When Rockstar obtained the Nortel patent portfolio, they paid about $4.5 billion to get 6,000 patents. 4,000 of the patents were held in common by Rockstar while the remaining 2,000 patents were divvied up between the companies that made up the consortium. RPX ended up paying only $900 million for the portfolio in the sale announced this week.
Rockstar was created as a way for the companies that joined together to reach licensing deals with other technology companies, under threat of patent litigation. Last year Rockstar started the courtroom phase of their business strategy with several lawsuits filed, including actions against Google and Cisco. The suits against those companies were settled last month for an undisclosed amount, although Cisco has reported to investors that it recorded a pretax charge of $188 million to settle.
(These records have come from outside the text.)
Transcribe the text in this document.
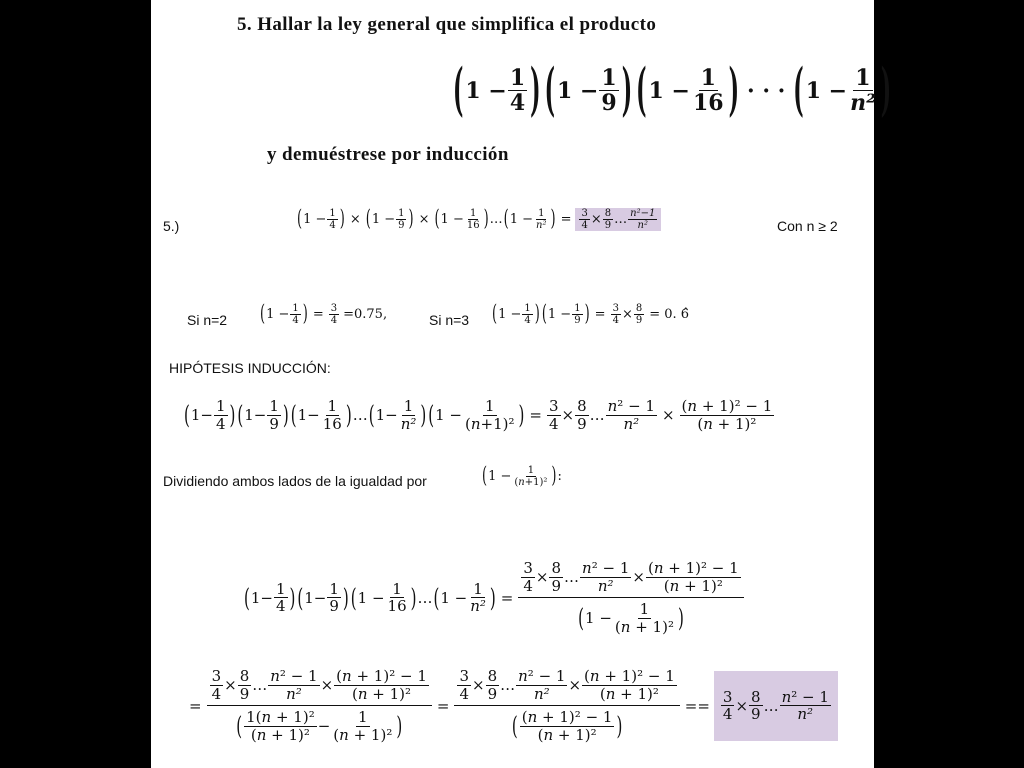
5. Hallar la ley general que simplifica el producto
( $1 - \frac{1}{4}$ ) ( $1 - \frac{1}{9}$ ) ( $1 - \frac{1}{16}$ ) · · · ( $1 - \frac{1}{\text{n²}}$ )
y demuéstrese por inducción
5.)	( $1 - \frac{1}{4}$ ) × ( $1 - \frac{1}{9}$ ) × ( $1 - \frac{1}{16}$ ) … ( $1 - \frac{1}{\text{n²}}$ ) = $\frac{3}{4} \times \frac{8}{9}$ … $\frac{\text{n²−1}}{\text{n²}}$	Con n ≥ 2
Si n=2	( $1 - \frac{1}{4}$ ) = $\frac{3}{4} =0.75$,	Si n=3 ( $1 - \frac{1}{4}$ ) ( $1 - \frac{1}{9}$ ) = $\frac{3}{4} \times \frac{8}{9} = 0$. 6̂
HIPÓTESIS INDUCCIÓN:
( $1- \frac{1}{4}$ ) ( $1- \frac{1}{9}$ ) ( $1- \frac{1}{16}$ ) … ( $1- \frac{1}{\text{n²}}$ ) ( $1 - \frac{1}{\text{(n+1)²}}$ ) = $\frac{3}{4} \times \frac{8}{9}$ … $\frac{\text{n² − 1}}{\text{n²}} \times \frac{\text{(n + 1)² − 1}}{\text{(n + 1)²}}$
Dividiendo ambos lados de la igualdad por	( $1 - \frac{1}{\text{(n+1)²}}$ ) :
( $1- \frac{1}{4}$ ) ( $1- \frac{1}{9}$ ) ( $1 - \frac{1}{16}$ ) … ( $1 - \frac{1}{\text{n²}}$ ) = $\frac{\frac{3}{4} \times \frac{8}{9} \dots \frac{\text{n² − 1}}{\text{n²}} \times \frac{\text{(n + 1)² − 1}}{\text{(n + 1)²}}}{( 1 - \frac{1}{\text{(n + 1)²}} )}$
= $\frac{\frac{3}{4} \times \frac{8}{9} \dots \frac{\text{n² − 1}}{\text{n²}} \times \frac{\text{(n + 1)² − 1}}{\text{(n + 1)²}}}{( \frac{\text{1(n + 1)²}}{\text{(n + 1)²}} - \frac{1}{\text{(n + 1)²}} )} = \frac{\frac{3}{4} \times \frac{8}{9} \dots \frac{\text{n² − 1}}{\text{n²}} \times \frac{\text{(n + 1)² − 1}}{\text{(n + 1)²}}}{( \frac{\text{(n + 1)² − 1}}{\text{(n + 1)²}} )} == \frac{3}{4} \times \frac{8}{9}$ … $\frac{\text{n² − 1}}{\text{n²}}$
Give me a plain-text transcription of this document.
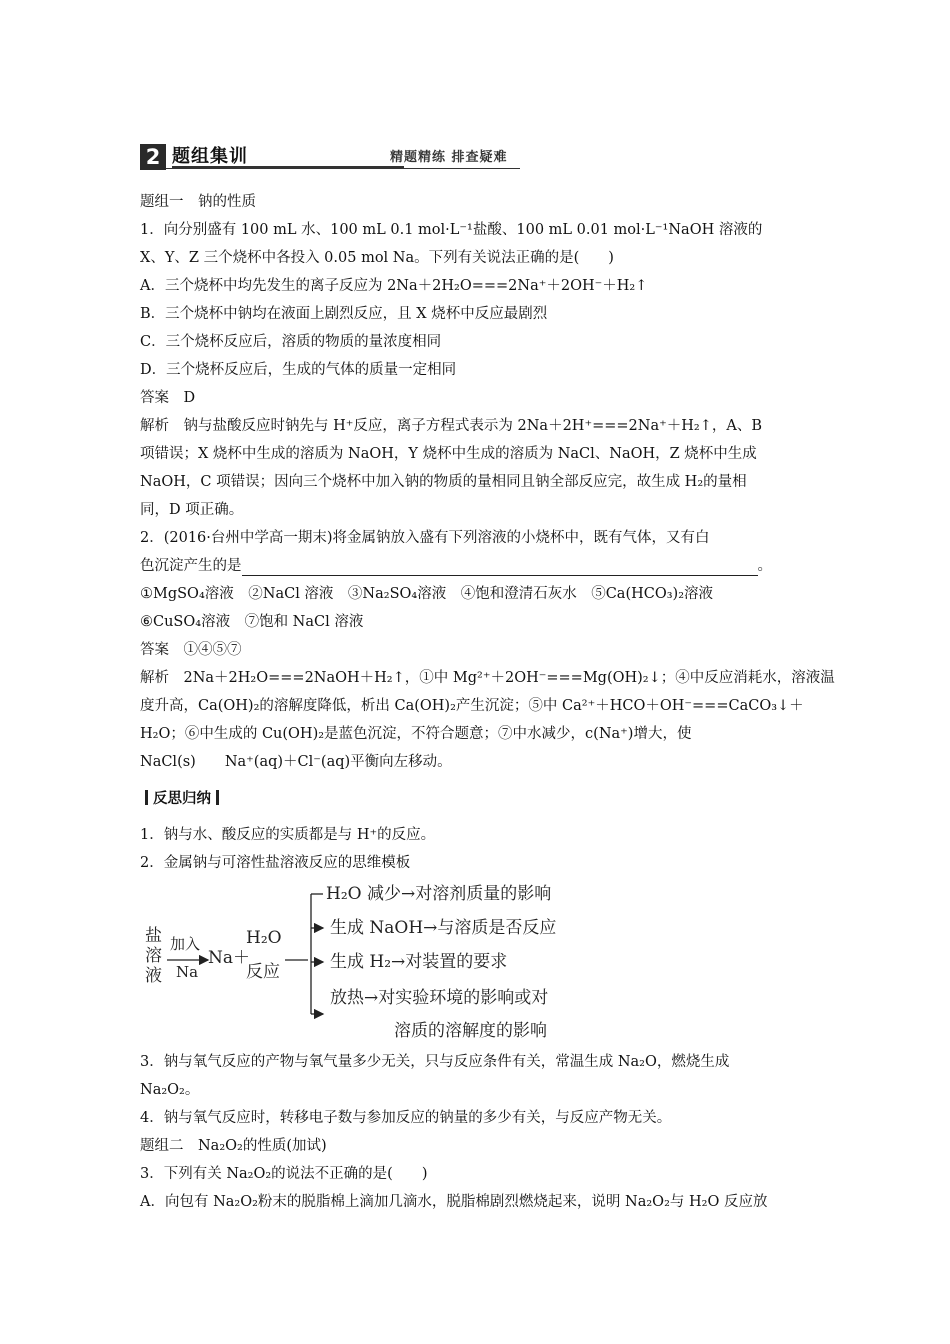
2 题组集训	精题精练 排查疑难
题组一　钠的性质
1．向分别盛有 100 mL 水、100 mL 0.1 mol·L⁻¹盐酸、100 mL 0.01 mol·L⁻¹NaOH 溶液的
X、Y、Z 三个烧杯中各投入 0.05 mol Na。下列有关说法正确的是(　　)
A．三个烧杯中均先发生的离子反应为 2Na＋2H₂O===2Na⁺＋2OH⁻＋H₂↑
B．三个烧杯中钠均在液面上剧烈反应，且 X 烧杯中反应最剧烈
C．三个烧杯反应后，溶质的物质的量浓度相同
D．三个烧杯反应后，生成的气体的质量一定相同
答案　D
解析　钠与盐酸反应时钠先与 H⁺反应，离子方程式表示为 2Na＋2H⁺===2Na⁺＋H₂↑，A、B
项错误；X 烧杯中生成的溶质为 NaOH，Y 烧杯中生成的溶质为 NaCl、NaOH，Z 烧杯中生成
NaOH，C 项错误；因向三个烧杯中加入钠的物质的量相同且钠全部反应完，故生成 H₂的量相
同，D 项正确。
2．(2016·台州中学高一期末)将金属钠放入盛有下列溶液的小烧杯中，既有气体，又有白
色沉淀产生的是	。
①MgSO₄溶液　②NaCl 溶液　③Na₂SO₄溶液　④饱和澄清石灰水　⑤Ca(HCO₃)₂溶液
⑥CuSO₄溶液　⑦饱和 NaCl 溶液
答案　①④⑤⑦
解析　2Na＋2H₂O===2NaOH＋H₂↑，①中 Mg²⁺＋2OH⁻===Mg(OH)₂↓；④中反应消耗水，溶液温
度升高，Ca(OH)₂的溶解度降低，析出 Ca(OH)₂产生沉淀；⑤中 Ca²⁺＋HCO＋OH⁻===CaCO₃↓＋
H₂O；⑥中生成的 Cu(OH)₂是蓝色沉淀，不符合题意；⑦中水减少，c(Na⁺)增大，使
NaCl(s)　　Na⁺(aq)＋Cl⁻(aq)平衡向左移动。
反思归纳
1．钠与水、酸反应的实质都是与 H⁺的反应。
2．金属钠与可溶性盐溶液反应的思维模板
盐
溶
液
加入
Na
Na＋
H₂O
反应
H₂O 减少→对溶剂质量的影响
生成 NaOH→与溶质是否反应
生成 H₂→对装置的要求
放热→对实验环境的影响或对
溶质的溶解度的影响
3．钠与氧气反应的产物与氧气量多少无关，只与反应条件有关，常温生成 Na₂O，燃烧生成
Na₂O₂。
4．钠与氧气反应时，转移电子数与参加反应的钠量的多少有关，与反应产物无关。
题组二　Na₂O₂的性质(加试)
3．下列有关 Na₂O₂的说法不正确的是(　　)
A．向包有 Na₂O₂粉末的脱脂棉上滴加几滴水，脱脂棉剧烈燃烧起来，说明 Na₂O₂与 H₂O 反应放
Rockstar’s CEO John Veschi indicated in 2013 that “given the price that parties were willing to pay for these patents, talks to license them would be much easier.” With Rockstar’s hopes not panning out as planned, the company turned to the sale to RPX as an exit strategy.
As part of the deal, RPX will be dropping the remaining lawsuits filed by Rockstar against companies like Samsung, LG, HTC, and Huawei.
According to a Microsoft statement from Erich Anderson, deputy general counsel, the company joined Rockstar “to ensure that both Microsoft and our industry would have broad access to the Nortel patent portfolio, and we’re pleased to have accomplished that goal through this sale.” Ericsson has also issued a statement indicating their approval of the sale. Other members of the Rockstar consortium have not issued any comment.
Chief executive John Amster of RPX thinks the sale indicates the industry has moved to a new stage where “people have started to realize that licensing, not litigation, is the best way to make use of patents.”
Although the sale of the portfolio to a company that uses patents for defensive purposes only, there is still a downside. The 2,000 patents that were divvied up between the companies were generally viewed as the more valuable patents and those still remain in the hands of those companies and could be used in non-defensive ways.